The Crown has but one chance to prove its case against a person accused of a crime. It presents that case at trial, and once the Crown closes its case at trial, that concludes the case for the prosecution. It cannot re-open the case at trial. On the appeal it cannot present any additional evidence to try to prove the guilt of the accused. That would offend against the double-jeopardy principle.
The purpose of an appeal is merely to review the case put forward by the prosecution at trial.
As part of the appeal, the appellant can put forward “fresh evidence” to show that the conduct of the trial was unfair – the verdict was unsafe. In considering such fresh evidence, the court will merely ask if that evidence had been put to the jury at the trial, is there a reasonable possibility that it might have influenced the jury in arriving at their verdict – if so it will overturn the verdict as unsafe. It does not make its own determination of the guilt or innocence of the accused.
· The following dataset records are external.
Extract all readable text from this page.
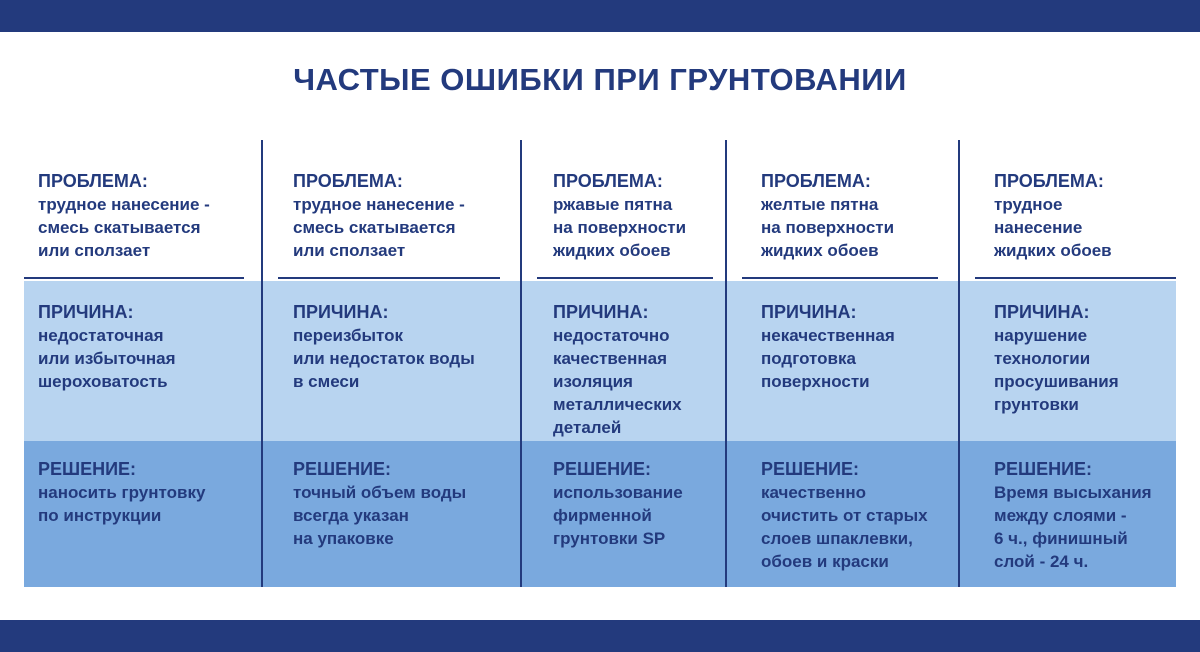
ЧАСТЫЕ ОШИБКИ ПРИ ГРУНТОВАНИИ
ПРОБЛЕМА:
трудное нанесение -
смесь скатывается
или сползает
ПРИЧИНА:
недостаточная
или избыточная
шероховатость
РЕШЕНИЕ:
наносить грунтовку
по инструкции
ПРОБЛЕМА:
трудное нанесение -
смесь скатывается
или сползает
ПРИЧИНА:
переизбыток
или недостаток воды
в смеси
РЕШЕНИЕ:
точный объем воды
всегда указан
на упаковке
ПРОБЛЕМА:
ржавые пятна
на поверхности
жидких обоев
ПРИЧИНА:
недостаточно
качественная
изоляция
металлических
деталей
РЕШЕНИЕ:
использование
фирменной
грунтовки SP
ПРОБЛЕМА:
желтые пятна
на поверхности
жидких обоев
ПРИЧИНА:
некачественная
подготовка
поверхности
РЕШЕНИЕ:
качественно
очистить от старых
слоев шпаклевки,
обоев и краски
ПРОБЛЕМА:
трудное
нанесение
жидких обоев
ПРИЧИНА:
нарушение
технологии
просушивания
грунтовки
РЕШЕНИЕ:
Время высыхания
между слоями -
6 ч., финишный
слой - 24 ч.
Fresh evidence is simply evidence which the accused could not reasonably have known about at the time of the trial.
The Crown can of course adduce evidence at the appeal to rebut the evidence put forward by the appellant.
What the Crown cannot do is to present additional evidence (beyond that which was presented at the trial) in an attempt to bolster its case against the appellant.
The principles stated by the High Court say that the appeal court “cannot usurp the function of the jury” – it cannot determine any factual question which has not been put to the jury at trial. The High Court says that a conviction cannot be maintained on the basis of any evidence which has not been put to the jury.
As I noted in the research report on the Bromley appeal, see from page 27: http://netk.net.au/Bromley/Bromley35.pdf
“The jury is at trial, and remains throughout the appellate process, the constitutional tribunal for deciding the criminal guilt of the accused “. Kalbasi v WA High Court.
This is why we said in relation to the Bromley appeal that allowing the Crown to put before the appeal court evidence about Bromley’s prior conviction in an attempt to persuade the court not to allow Bromley’s appeal to proceed (for an unrelated offence) was a breach of this fundamental rule.
So, in summary, fresh evidence is that adduced by an appellant to show there was a reasonable likelihood that the trial was unfair.
The Crown is not allowed to adduce fresh evidence to show the guilt of the appellant on any appeal.